Apostrophe [‘] is a very special sign in Excel when properly placed at the start of the value:
- if will not be displayed in the worksheet
- it will not be visible to Find and Replace
- it will be displayed in formula bar and inside of the cell after double-clicking
- everything inside of a cell positioned right of the leading apostrophe will be treated as text, weather originally a number or a formula.
We can add leading apostrophe by manually entering it left of the number as shown below:
Leading apostrophe should, in principle, be added manually into each cell, and as such represents a quick solution with only specific uses. While it can be added via formulas and functions, that can become quite messy really fast, and kind of defeats the purpose. It should also not be added to files you expect will be uploaded to or opened with applications other than Excel.
More general-purpose tool for conversions of numbers to text is the TEXT function. TEXT function will perform two tasks:
- it will convert number to text
- it will format that number converted to text, in multiple different ways if asked – which can be useful in certain contexts.
We will show three examples here:
In the column I, we are converting numbers from column F and formatting those numbers as plain text.
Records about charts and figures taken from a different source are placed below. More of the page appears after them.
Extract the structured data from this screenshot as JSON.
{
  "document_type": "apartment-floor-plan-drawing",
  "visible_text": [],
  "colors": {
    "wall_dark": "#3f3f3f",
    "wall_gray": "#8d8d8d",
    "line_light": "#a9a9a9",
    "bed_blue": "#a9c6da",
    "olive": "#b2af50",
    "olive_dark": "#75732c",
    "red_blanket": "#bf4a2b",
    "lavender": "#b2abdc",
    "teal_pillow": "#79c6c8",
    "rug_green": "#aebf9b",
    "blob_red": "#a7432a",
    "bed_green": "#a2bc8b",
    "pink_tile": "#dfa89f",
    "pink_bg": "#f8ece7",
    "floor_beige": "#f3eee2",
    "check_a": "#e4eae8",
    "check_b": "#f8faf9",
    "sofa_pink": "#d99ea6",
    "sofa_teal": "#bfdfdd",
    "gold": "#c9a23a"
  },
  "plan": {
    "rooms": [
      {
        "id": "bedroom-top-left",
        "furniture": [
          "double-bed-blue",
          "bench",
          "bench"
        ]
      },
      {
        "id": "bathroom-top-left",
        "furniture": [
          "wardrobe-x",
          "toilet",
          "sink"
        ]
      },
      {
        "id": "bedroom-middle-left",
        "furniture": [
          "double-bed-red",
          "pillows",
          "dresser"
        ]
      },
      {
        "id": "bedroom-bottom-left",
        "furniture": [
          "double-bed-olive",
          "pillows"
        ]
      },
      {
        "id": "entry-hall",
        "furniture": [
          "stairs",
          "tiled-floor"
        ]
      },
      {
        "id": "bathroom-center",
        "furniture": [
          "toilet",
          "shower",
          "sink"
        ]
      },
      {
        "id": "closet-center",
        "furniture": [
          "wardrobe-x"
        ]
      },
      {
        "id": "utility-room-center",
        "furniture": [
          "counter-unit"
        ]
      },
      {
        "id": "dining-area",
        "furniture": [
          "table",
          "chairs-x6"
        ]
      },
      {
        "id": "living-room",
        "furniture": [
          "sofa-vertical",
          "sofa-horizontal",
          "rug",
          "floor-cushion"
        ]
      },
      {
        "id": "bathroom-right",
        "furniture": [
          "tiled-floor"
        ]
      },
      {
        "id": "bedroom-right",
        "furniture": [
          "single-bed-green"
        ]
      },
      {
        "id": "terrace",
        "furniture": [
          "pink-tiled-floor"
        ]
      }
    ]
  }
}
In the column J, we are converting numbers from column F and additionally formatting those numbers. Using this principle, we could, for example, format international telephone number such as 00999991234567 into something more readable like +999 99 123-4567. For that, we would use the formula =TEXT(“00999991234567″;”+?? ?? ???-????”).
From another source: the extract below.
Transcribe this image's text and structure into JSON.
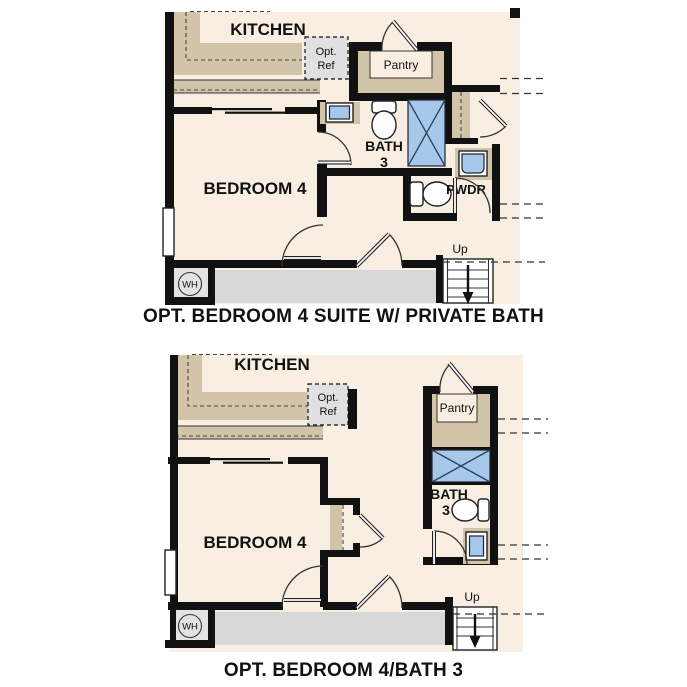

In the column K, we are converting numbers from column F and adding leading zeroes. This is useful when dealing with various identification numbers which often have fixed number of digits, and zero can be the starting one.
The TEXT function is the most versatile options you have for formatting text via functions, and you will probably use it often.
It is also worth noting that many functions shown in Part 2 lessons will convert your numbers to text. For example, you can convert number 237 to text with both =LEFT(237;3) and =UPPER(237), in spite of lack of rationale behind such usage of those functions.
But you should keep in mind that data returned by text functions is (minus few inconsistencies) treated as text, as it should be. If you use the SUM function on 2 and 2 formatted as text, the SUM function will return you 2.